Aphasia is the loss of ability to speak, understand, write, or read due to damage in the brain from a stroke, head injury, tumour, infection, etc.

At last estimate, more than 100,000 Canadians live with aphasia and about 1/3 of stroke survivors experience it, according to Speech-Language & Audiology Canada.

Aphasia is often misunderstood. It doesn't affect a person's intelligence, but due to limited awareness of the disorder and its symptoms, people are often mistaken by others for having intellectual impairments.

Unsurprisingly, people living with aphasia can often feel isolated and depressed due to their differing ability to communicate: speech, understanding words, reading and writing can be affected. Speech therapy, led by speech-language pathologists, helps people to regain their ability to connect with those around them and participate in everyday life.

As well, it's important for these individuals to receive support from their family and friends to help them communicate.

Educating yourself about aphasia and its effects

Aphasia Awareness Month is held each year to help us understand what it is, and to inform us how to effectively communicate with someone living with this disorder.

"The message with aphasia awareness is really just that – awareness of what aphasia is – a language disorder, most often post-stroke, that impacts a person's ability to communicate," says Jenna Beaumont, Lead, Provincial Clinical Initiatives & Innovation at Stroke Services BC. "It doesn't impact their competence or intelligence, and there are many things communication partners can do to help."

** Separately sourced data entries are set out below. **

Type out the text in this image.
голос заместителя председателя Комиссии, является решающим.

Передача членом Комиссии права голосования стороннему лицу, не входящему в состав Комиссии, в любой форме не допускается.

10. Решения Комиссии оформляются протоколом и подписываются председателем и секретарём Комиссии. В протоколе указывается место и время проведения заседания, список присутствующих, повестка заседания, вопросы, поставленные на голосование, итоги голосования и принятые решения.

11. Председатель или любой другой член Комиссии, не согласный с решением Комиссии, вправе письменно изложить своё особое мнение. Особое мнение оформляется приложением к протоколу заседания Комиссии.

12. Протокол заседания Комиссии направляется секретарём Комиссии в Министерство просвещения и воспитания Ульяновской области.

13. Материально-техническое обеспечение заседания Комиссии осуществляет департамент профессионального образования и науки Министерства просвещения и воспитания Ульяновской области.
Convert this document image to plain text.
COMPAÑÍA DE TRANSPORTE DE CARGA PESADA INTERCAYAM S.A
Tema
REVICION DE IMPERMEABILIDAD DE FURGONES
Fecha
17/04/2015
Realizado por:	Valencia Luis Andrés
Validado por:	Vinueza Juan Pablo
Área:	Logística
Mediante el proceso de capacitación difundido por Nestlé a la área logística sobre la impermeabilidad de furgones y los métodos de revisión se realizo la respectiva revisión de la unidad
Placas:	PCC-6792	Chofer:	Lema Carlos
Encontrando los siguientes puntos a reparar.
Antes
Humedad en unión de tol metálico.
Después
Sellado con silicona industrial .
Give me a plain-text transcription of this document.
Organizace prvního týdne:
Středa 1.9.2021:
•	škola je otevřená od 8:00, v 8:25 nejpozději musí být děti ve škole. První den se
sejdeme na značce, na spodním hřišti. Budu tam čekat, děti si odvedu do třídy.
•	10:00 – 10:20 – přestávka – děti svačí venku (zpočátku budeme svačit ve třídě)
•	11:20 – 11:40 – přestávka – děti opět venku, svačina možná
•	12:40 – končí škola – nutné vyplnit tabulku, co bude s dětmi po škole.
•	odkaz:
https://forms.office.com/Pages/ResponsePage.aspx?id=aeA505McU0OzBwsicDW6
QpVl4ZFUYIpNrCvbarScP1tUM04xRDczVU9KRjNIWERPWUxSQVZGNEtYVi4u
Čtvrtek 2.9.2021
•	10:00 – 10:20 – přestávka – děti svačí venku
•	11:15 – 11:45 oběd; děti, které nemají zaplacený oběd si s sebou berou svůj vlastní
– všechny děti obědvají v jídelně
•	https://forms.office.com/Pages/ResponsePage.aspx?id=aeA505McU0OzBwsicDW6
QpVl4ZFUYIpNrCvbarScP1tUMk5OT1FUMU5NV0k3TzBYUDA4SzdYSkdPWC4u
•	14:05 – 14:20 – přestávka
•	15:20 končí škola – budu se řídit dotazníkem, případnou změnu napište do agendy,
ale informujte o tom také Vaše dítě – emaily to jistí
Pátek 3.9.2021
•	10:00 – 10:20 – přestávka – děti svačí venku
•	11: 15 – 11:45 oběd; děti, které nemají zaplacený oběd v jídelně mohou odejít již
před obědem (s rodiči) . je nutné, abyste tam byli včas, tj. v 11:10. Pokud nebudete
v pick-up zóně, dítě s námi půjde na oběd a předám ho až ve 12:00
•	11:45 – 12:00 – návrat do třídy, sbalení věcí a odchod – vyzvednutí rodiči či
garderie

For example, suggestions to have effective dialogue with someone living with aphasia include using pictures or a communications device, keeping sentences short and simple, and reviewing what you're saying and asking the listener if they understood you.

The Aphasia Institute, located in Toronto offers a free online module for health professionals about how to communicate with a person with Aphasia.

Chorus Care, also located in Ontario, has shared simple tips about how to communicate with someone living with aphasia. This blog post outlines the effectiveness of using the right tools and strategies to communicate. Similarly, the National Aphasia Association in the U.S. has created an infographic to help communicate with someone who is living with aphasia.

Questions?

For more information, please contact Stroke Services BC.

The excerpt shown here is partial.